Telepon Trump dengan Tsai Ing Wen merupakan yang pertama kalinya setelah 30 tahun Negeri Paman Sam menangguhkan hubungan diplomatik dengan Taiwan.
Beijing sendiri selama ini menganggap Taiwan sebagai bagian dari wilayah mereka dalam kebijakan 'Satu China'. Namun hal ini ditolak Taiwan yang ingin merdeka dari Negeri Tirai Bambu.
China sendiri kerap melontarkan protes keras jika berhubungan diplomatik dengannya, namun menjalin relasi yang sama dengan Taiwan.

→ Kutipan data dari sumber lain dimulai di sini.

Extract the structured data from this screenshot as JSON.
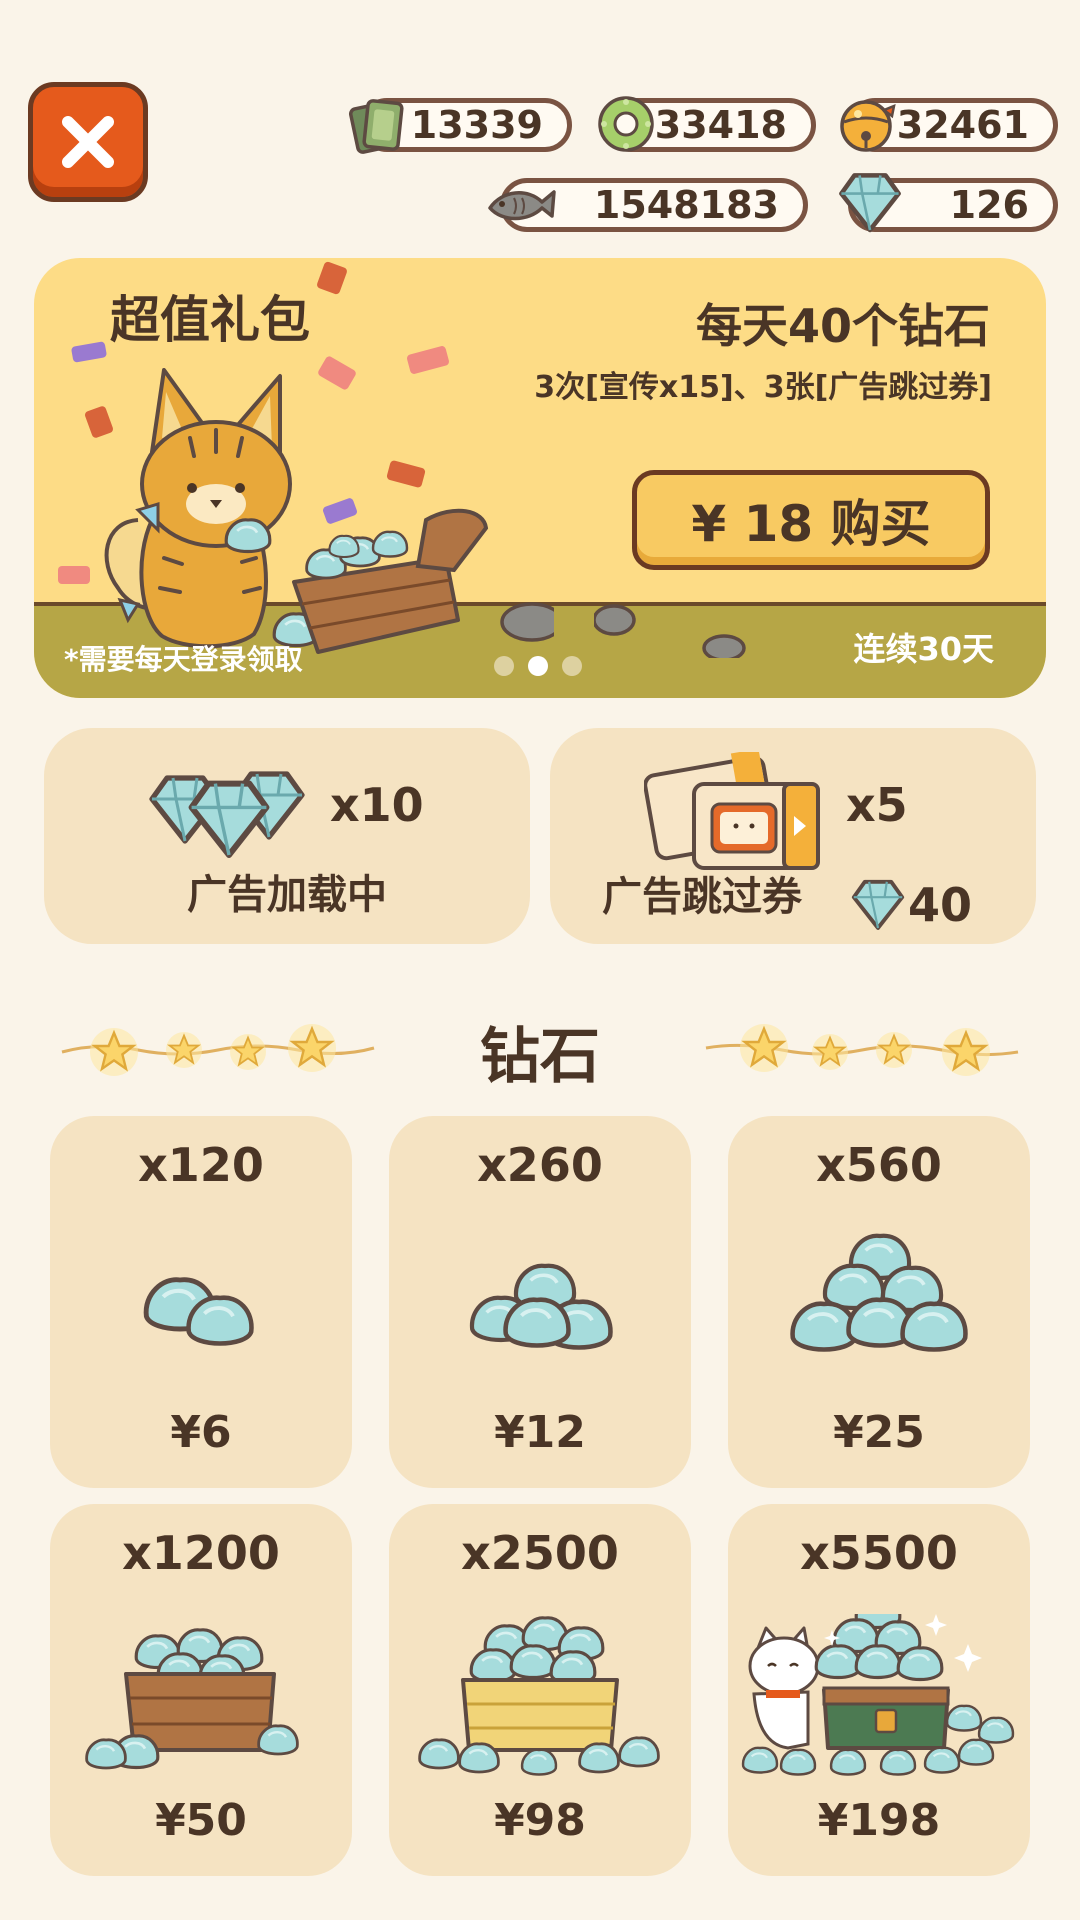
{
  "currencies": {
    "cash": "13339",
    "coins": "33418",
    "bells": "32461",
    "fish": "1548183",
    "diamonds": "126"
  },
  "banner": {
    "title": "超值礼包",
    "headline": "每天40个钻石",
    "subline": "3次[宣传x15]、3张[广告跳过券]",
    "buy_label": "¥ 18 购买",
    "note": "*需要每天登录领取",
    "duration": "连续30天",
    "page_dots": 3,
    "active_dot": 2
  },
  "ad_reward": {
    "count": "x10",
    "label": "广告加载中"
  },
  "skip_ticket": {
    "count": "x5",
    "label": "广告跳过券",
    "price": "40"
  },
  "section_title": "钻石",
  "packs": [
    {
      "qty": "x120",
      "price": "¥6"
    },
    {
      "qty": "x260",
      "price": "¥12"
    },
    {
      "qty": "x560",
      "price": "¥25"
    },
    {
      "qty": "x1200",
      "price": "¥50"
    },
    {
      "qty": "x2500",
      "price": "¥98"
    },
    {
      "qty": "x5500",
      "price": "¥198"
    }
  ],
  "icons": {
    "close": "close-icon",
    "cash": "cash-stack-icon",
    "coins": "coin-ring-icon",
    "bells": "golden-bell-icon",
    "fish": "fish-icon",
    "diamonds": "diamond-icon"
  },
  "colors": {
    "background": "#faf4e9",
    "card": "#f5e3c2",
    "banner": "#fddc86",
    "accent_orange": "#e55a1c",
    "text": "#4a3526",
    "diamond": "#9fd6d8"
  }
}
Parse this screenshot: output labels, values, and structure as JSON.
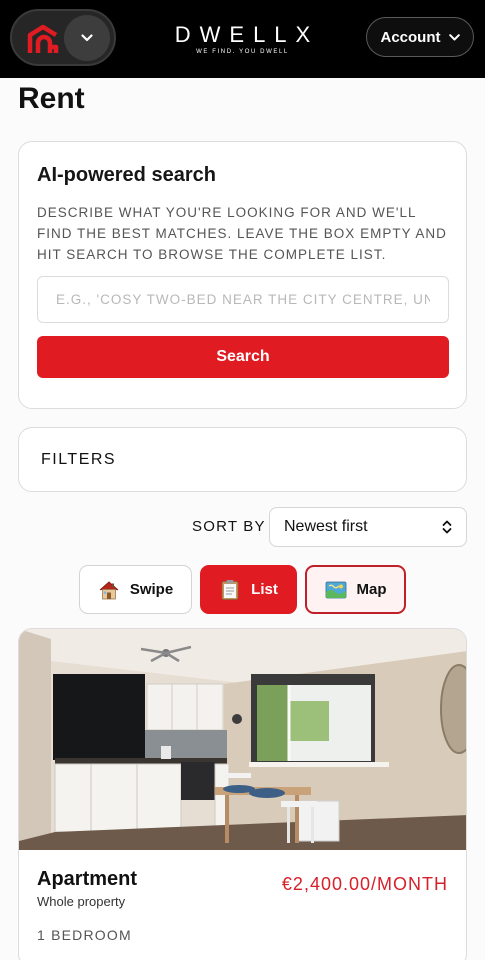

Meski demikian, hubungan China dan AS kini membaik, terutama setelah Negeri Paman Sam memberikan ucapan Tahun Baru China kepada Xi lewat surat, pekan ini.
Tak hanya membahas Satu China, kedua pemimpin negara ini juga dikabarkan berbincang mengenai berbagai isu.
"Mereka (Trump dan Xi) juga merencanakan pertemuan yang akan berlangsung di kedua negara. Kedua presiden berharap akan ada hasil besar dalam pertemuan mereka di masa mendatang," tutup pernyataan tertulis itu.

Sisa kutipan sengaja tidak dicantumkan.